Although the relationship between the Japanese and Chinese governments is tense due to discussions over a rock in the ocean, the economic inter-dependency continues to grow day by day. China, which surpassed the U.S. as Japan’s largest export partner in 2009, accounts for 18.9% of Japan’s total exports. Likewise, Japan is China’s largest source of imports. It is also China’s second largest export destination only after the U.S. (according to JETRO data). Considerations of geological and historical relations included, there is no doubt that the two share a partnership difficult to separate.

This relationship is ideal for both sides from an investment strategy perspective. China as a nation climbing up to the status of economic giant is a “sexy” investment target, but is precarious in terms of stability. Japan on the other hand is a dull market in terms of GDP growth rate, but its economy and political system are stable - whoever takes the post of Prime Minister - and it holds a far greater stock of real estate than China.

This is the perfect combination for today’s investment industry, where a barbell strategy is popular. Barbells used in weightlifting are thick at both ends and thin in the middle. In today’s world following the financial crisis, where the phrase “middle risk, middle return” is no longer trusted, a diversified investment strategy that combines “high risk and high return financial products” with “low risk and low return financial products” in the shape of a barbell, has become mainstream.

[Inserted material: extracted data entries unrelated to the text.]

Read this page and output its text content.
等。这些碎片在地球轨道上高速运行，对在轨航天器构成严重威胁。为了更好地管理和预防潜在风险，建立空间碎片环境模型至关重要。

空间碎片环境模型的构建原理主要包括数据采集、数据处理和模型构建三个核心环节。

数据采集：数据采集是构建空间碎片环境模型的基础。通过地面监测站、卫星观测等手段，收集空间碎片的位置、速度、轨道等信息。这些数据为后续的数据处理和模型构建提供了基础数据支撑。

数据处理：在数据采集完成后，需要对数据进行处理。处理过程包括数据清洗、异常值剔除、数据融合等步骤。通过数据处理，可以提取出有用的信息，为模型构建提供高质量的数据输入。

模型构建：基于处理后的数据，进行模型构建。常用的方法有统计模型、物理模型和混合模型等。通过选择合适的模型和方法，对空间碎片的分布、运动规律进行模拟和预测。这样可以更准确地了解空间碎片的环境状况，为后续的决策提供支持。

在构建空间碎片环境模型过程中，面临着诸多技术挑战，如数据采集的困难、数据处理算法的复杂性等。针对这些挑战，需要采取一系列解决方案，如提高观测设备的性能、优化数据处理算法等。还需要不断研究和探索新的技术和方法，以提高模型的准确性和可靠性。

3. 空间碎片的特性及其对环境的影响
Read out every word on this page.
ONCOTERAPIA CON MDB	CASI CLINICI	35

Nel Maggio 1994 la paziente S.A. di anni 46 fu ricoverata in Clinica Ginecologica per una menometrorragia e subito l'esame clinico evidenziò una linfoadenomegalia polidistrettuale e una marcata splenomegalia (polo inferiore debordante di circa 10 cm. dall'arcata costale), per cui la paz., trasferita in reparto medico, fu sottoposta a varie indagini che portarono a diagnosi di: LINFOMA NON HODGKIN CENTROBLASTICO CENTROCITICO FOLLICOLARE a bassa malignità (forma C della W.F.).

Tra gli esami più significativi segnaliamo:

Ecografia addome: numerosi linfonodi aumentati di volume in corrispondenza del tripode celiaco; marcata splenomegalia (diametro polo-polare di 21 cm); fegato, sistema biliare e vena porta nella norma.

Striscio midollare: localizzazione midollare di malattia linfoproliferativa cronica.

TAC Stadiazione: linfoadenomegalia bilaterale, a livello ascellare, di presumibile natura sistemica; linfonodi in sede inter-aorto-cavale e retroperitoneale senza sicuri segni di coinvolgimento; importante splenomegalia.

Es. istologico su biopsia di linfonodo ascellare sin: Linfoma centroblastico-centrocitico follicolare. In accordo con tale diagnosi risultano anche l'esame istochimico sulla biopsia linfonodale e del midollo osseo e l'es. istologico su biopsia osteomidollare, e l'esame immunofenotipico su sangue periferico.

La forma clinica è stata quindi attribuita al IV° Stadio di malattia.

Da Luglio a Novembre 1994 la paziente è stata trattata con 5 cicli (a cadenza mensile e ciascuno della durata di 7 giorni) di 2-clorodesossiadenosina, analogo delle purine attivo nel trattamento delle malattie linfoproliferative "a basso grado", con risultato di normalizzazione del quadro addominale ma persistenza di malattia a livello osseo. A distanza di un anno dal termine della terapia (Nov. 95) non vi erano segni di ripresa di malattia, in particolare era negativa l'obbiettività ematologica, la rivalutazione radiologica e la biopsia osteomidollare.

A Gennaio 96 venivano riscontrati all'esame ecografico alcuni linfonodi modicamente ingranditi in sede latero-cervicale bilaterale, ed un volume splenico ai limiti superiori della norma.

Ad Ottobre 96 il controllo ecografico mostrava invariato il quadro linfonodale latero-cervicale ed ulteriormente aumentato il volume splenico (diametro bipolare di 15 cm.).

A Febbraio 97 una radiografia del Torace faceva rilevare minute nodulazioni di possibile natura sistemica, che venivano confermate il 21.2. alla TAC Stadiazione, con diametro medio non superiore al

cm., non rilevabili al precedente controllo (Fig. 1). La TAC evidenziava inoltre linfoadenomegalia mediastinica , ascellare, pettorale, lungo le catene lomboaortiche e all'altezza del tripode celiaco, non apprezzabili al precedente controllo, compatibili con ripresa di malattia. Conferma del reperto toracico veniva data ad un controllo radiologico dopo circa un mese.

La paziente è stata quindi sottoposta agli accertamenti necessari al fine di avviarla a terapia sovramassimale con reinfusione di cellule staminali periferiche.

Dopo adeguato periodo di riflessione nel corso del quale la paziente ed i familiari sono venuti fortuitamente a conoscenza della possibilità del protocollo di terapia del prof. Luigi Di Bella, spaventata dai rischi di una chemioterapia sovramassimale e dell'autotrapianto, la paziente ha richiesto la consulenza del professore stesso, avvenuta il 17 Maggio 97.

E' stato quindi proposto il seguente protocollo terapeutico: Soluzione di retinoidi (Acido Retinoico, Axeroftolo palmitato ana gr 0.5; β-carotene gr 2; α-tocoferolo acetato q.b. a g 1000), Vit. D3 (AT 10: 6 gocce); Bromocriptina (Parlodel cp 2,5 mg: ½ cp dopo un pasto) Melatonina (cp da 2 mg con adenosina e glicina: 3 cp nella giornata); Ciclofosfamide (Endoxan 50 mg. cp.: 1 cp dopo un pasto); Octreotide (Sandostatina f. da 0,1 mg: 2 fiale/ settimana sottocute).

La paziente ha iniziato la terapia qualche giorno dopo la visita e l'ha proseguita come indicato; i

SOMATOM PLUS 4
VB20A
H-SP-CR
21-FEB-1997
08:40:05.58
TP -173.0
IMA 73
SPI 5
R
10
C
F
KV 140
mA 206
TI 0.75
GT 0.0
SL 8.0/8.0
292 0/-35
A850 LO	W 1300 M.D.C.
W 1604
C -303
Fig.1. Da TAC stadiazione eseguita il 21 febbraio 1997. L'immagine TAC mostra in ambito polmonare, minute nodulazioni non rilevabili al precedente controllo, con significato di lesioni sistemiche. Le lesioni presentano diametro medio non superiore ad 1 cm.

That the barbell strategy between Japan and China is supported by investors has been proven by the listing of Global Logistic Properties in October. The assets of the company, created from a spin-off of ProLogis, are a combination of Japanese logistics facilities which are currently stable, and Chinese development projects. Moreover, Secured Capital Japan announced it will merge with Hong Kong’s Pacific Alliance Group and establish an investment platform that will reach across Japan and China. This does not make sense at first to us Japanese, who are not always aware of our being Asian, but this is compatible with the tendency of the U.S. and European investment industry to allocate assets in an Asia Pacific unit.